A empresa Francis, foi condenada pois usou, em suas embalagens, características muito semelhantes do sabonete Protex. O ministro Luis Felipe Salomão, do STJ, não conheceu do recurso interposto pela Francis Licenciamentos Ltda. A empresa pretendia reverter a liminar que determinou a alteração, em 90 dias, das embalagens do sabonete Francis Protection, pois elas foram consideradas muito semelhantes às do concorrente Protex, da Colgate.

Queensberry X Ritter

A empresa alimentícia Ritter foi condenada a pagar indenização à Queensberry por utilizar pote de geleia em formato semelhante ao da concorrente.  Para TJ/SP, “as características inseridas na nova embalagem que passou a ser usada pela requerida são suficientes para causar prejuízos à autora, bem como causar confusão na massa consumidora”.

Duvel X Deuce

A cerveja Deuce foi considerada cópia da cerveja Duvel, além das marcas serem muito semelhantes a garrafa e rotulo eram extremamente parecidos. Assim a 11ª câmara Cível do TJ/RJ manteve a condenação da empresa que fabrica a cerveja Deuce por “Trade Dress” e imitação da marca da cerveja belga Duvel. O juízo de 1º grau determinou que a ré promova a alteração da representação visual de seu produto “Deuce”, desvinculando-a das características visuais da cerveja “Duvel”, além de cessar a divulgação ou promoção da cerveja “Deuce” e todos os produtos anexos, alterando também a divulgação em mídias como Facebook e Instagram.

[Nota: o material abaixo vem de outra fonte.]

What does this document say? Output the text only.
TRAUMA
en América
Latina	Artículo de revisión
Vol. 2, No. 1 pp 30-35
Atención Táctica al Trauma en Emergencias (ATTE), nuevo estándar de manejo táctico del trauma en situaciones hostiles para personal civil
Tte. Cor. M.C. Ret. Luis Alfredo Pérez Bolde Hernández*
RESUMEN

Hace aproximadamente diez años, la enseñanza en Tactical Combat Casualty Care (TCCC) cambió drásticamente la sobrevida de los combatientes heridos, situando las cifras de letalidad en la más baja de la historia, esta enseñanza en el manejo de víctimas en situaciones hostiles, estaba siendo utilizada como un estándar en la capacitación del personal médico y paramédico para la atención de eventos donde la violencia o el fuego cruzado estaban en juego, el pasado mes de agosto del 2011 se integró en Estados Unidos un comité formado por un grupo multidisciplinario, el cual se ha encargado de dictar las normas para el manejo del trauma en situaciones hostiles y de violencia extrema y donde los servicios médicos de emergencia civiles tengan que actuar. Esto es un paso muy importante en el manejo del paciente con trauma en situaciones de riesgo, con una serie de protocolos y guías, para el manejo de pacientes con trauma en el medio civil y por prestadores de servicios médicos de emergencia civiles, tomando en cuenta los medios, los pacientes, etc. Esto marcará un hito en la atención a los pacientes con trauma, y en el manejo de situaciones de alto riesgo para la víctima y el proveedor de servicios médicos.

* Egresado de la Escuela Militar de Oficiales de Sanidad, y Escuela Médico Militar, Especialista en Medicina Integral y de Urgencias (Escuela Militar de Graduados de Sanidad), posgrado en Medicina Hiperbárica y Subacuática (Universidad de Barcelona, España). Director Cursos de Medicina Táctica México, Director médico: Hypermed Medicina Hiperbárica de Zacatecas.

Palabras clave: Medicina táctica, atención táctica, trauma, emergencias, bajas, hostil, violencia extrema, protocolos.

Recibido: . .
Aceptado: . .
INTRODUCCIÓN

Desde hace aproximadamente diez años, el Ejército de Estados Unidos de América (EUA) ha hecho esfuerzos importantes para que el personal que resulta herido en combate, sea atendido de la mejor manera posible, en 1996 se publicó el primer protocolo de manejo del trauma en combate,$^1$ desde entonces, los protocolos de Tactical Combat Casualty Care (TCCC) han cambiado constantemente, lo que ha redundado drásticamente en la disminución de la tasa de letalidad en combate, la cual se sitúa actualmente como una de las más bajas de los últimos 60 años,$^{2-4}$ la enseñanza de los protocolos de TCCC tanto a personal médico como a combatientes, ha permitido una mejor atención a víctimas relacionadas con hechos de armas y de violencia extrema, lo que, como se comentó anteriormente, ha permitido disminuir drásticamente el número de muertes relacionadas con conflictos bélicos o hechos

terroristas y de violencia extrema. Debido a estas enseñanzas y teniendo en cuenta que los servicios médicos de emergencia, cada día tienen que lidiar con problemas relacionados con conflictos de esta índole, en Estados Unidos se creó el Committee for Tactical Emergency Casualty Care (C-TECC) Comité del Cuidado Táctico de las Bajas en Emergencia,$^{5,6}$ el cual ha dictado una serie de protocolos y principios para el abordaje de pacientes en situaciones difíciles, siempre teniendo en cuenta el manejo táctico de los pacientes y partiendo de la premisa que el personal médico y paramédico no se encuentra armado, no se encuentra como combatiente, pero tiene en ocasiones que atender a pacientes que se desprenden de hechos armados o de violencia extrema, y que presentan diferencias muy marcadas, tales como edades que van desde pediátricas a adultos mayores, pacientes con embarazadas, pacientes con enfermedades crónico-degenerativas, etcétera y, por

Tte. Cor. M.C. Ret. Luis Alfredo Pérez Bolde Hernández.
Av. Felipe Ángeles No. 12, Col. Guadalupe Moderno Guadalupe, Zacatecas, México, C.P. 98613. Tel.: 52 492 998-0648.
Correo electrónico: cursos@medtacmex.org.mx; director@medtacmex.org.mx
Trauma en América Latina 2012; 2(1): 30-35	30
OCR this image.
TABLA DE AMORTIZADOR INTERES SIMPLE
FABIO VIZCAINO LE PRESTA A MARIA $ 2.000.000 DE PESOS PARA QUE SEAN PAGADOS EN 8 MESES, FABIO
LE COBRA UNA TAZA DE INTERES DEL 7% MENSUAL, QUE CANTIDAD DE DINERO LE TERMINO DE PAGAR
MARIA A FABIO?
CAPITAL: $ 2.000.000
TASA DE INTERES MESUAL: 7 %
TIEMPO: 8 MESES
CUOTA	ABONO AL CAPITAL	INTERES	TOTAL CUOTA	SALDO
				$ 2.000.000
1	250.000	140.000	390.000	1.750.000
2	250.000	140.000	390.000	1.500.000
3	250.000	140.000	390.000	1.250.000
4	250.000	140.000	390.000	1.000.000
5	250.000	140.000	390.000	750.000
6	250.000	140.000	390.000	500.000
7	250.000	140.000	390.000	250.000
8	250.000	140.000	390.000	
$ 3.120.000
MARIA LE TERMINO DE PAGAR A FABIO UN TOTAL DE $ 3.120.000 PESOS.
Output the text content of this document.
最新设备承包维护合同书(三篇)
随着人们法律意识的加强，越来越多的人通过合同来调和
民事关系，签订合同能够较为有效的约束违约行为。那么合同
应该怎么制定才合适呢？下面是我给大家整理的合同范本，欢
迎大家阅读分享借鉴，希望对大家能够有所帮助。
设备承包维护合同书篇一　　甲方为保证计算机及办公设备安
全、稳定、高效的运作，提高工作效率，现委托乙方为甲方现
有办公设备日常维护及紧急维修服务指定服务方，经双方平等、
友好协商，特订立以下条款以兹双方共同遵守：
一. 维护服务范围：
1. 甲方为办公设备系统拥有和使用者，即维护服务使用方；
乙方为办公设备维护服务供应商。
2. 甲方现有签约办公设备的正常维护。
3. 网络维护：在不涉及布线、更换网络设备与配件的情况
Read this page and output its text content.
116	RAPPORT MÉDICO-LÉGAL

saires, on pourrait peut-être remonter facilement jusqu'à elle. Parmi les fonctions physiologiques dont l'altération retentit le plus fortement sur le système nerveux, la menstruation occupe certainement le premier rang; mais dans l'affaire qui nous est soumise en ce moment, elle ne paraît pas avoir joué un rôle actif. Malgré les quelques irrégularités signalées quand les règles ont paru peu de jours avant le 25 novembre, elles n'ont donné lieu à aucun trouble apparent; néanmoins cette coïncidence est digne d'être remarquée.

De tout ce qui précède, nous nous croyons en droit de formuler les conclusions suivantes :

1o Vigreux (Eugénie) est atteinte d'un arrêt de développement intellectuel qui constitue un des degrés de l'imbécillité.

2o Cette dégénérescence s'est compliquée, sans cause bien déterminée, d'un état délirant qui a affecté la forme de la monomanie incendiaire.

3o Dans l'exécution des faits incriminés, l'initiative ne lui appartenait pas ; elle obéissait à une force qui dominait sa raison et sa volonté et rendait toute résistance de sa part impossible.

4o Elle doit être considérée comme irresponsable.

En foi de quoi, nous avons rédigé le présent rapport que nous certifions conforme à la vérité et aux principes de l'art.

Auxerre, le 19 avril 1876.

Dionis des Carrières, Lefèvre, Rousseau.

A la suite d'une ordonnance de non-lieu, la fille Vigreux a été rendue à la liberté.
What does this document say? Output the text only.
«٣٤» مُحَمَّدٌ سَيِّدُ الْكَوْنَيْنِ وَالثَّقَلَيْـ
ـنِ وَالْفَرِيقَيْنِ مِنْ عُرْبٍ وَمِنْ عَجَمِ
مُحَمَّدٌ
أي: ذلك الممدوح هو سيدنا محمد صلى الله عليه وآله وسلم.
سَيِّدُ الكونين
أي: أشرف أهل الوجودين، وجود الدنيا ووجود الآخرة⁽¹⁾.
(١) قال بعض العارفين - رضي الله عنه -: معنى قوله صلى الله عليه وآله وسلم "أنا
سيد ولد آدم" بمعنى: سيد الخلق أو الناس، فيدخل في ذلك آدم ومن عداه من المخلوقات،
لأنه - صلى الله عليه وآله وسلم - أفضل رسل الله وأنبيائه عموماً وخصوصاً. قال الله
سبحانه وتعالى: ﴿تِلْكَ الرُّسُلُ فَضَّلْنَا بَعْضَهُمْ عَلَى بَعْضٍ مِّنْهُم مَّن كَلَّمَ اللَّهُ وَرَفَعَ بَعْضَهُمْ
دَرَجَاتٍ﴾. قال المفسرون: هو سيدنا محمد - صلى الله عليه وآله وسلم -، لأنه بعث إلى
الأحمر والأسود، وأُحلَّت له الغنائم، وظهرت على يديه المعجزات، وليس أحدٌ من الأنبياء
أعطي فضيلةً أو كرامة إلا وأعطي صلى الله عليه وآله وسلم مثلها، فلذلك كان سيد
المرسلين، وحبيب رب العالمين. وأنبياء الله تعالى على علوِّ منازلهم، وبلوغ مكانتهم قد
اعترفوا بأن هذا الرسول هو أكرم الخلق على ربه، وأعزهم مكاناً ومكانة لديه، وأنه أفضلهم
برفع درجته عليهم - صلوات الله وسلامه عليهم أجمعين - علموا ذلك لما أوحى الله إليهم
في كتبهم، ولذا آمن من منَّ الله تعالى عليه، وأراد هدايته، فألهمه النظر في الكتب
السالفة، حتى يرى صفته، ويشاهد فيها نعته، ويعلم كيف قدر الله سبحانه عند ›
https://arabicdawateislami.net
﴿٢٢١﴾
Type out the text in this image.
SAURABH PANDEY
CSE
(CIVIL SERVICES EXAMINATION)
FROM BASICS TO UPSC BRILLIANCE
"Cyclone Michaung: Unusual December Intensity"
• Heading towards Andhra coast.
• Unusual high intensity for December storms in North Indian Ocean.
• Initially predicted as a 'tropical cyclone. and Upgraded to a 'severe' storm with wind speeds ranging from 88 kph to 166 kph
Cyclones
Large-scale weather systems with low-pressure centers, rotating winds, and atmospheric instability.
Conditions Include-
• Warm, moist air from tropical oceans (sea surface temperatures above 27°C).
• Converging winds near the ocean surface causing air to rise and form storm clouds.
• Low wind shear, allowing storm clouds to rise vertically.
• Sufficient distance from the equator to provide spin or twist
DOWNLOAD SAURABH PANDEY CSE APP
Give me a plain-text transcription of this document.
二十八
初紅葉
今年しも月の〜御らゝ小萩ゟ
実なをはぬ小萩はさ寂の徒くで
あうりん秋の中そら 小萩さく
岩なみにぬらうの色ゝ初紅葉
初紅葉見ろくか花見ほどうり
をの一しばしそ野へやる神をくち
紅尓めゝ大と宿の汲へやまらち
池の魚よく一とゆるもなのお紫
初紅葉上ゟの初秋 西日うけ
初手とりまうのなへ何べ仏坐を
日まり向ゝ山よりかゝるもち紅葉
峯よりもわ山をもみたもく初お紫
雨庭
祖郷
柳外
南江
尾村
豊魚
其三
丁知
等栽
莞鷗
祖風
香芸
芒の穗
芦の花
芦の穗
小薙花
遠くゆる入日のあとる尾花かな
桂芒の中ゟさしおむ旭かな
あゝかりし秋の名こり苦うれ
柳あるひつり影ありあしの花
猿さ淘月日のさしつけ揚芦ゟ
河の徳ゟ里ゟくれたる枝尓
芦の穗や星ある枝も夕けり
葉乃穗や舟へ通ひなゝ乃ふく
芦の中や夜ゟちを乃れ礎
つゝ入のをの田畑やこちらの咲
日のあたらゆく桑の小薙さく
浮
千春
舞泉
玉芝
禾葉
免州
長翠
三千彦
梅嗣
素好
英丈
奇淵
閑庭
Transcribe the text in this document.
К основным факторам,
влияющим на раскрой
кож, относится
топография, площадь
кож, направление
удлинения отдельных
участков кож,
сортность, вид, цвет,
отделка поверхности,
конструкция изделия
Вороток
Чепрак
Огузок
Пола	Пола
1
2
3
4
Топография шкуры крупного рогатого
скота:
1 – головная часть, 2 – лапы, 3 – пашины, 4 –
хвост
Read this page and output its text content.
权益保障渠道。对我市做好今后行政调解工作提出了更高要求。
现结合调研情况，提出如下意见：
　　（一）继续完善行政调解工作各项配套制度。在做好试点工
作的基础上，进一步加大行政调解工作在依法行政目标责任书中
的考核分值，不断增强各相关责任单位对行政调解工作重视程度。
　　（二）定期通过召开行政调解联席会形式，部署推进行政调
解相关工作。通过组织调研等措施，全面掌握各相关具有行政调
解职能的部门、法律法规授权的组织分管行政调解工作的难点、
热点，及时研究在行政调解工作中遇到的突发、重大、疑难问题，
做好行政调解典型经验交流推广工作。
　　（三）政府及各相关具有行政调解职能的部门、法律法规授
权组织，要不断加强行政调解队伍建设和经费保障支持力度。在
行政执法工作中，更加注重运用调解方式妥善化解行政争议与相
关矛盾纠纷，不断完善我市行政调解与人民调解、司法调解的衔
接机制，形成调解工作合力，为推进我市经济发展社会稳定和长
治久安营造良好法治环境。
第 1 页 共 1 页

Camarões Restaurante X Coco Bambu

A famosa rede Coco Bambu foi condenada a se abster de utilizar qualquer marca, configuração ou estruturação similar à aparência do Camarões Restaurante, sob pena de multa diária de R$ 10 mil, limitada a R$ 1 mi. A obrigação foi fixada em julgamento do TJ/RN contra sentença que julgou improcedente a ação de concorrência desleal e “Trade Dress” ajuizada pelo Camarões Restaurante.

Coca Cola X Ice Cola

No julgamento a 1ª câmara Cível, por maioria de votos, concluiu que há “flagrante semelhança de formatação, diagramação e layout de cardápios, vestimentas de garçons, refeições oferecidas e estrutura arquitetônica entre os restaurantes pertencentes aos litigantes, gerando confusão entre os consumidores”.  A juíza de Direito Maria da Penha Nobre Mauro, da 5ª vara Empresarial do Rio de Janeiro/RJ, acolheu o pedido de tutela antecipada das empresas The Coca-Cola Company e Coca-Cola Indústrias Ltda e deferiu liminar para que a Amazon Flavors interrompa todo e qualquer uso comercial dos refrigerantes Ice Cola e Ice Zero com embalagens e rótulos parecidos com os das bebidas Coca-Cola e Coca-Cola Zero. Em sua decisão, a magistrada destacou que “observados lado a lado nas prateleiras, os produtos da ré não se distinguem ou se individualizam dos produtos das autoras“. Para ela, tudo indica “sem equívoco, a imitação da embalagem dos produtos das autoras“. E como os produtos da ré são destinados a concorrer diretamente com os das autoras, tendo o mesmo público alvo, sendo vendidos nos mesmos canais de comercialização, é “forçoso a concluir pela possibilidade de ocorrência de confusão visual na clientela“.

Bepantol X Neopantol

Por determinação da 2ª câmara Reservada de Direito Empresarial do TJ/SP  a farmacêutica Hypermarcas deve suspender a venda do produto Neopantol por semelhança com embalagem do produto Bepantol Baby, da Bayer. A concorrente também deverá indenizar por danos morais e materiais. A detentora da marca Bepantol alegou que a concorrente copiou sua embalagem, o que poderia induzir o consumidor a erro. Após ter o pedido negado em 1ª instância, a Bayer argumentou que foi reproduzido o fundo branco, o efeito dégradé e destaques em rosa. Ao analisar, o colegiado entendeu que houve de fato reprodução do “Trade Dress”.

Diante dos casos judiciais mencionados, é claro que apesar da legislação não ser cristalina quanto ao assunto, e não mencionar as palavras “Trade Dress”, “Conjunto Imagem”, “Roupagem Externa” ou “Apresentação Visual”, o judiciário tem acolhido o argumento da concorrência desleal. Isso mostra que, mesmo não existir um termo que traduza bem a expressão “Trade Dress”, esse conceito já está sendo debatido na doutrina e no judiciário. Não que o Brasil deva ter uma palavra ou locução oficial para este significado, contudo o importante é o operador do direito ao se deparar com tal conduta saber como classifica-la.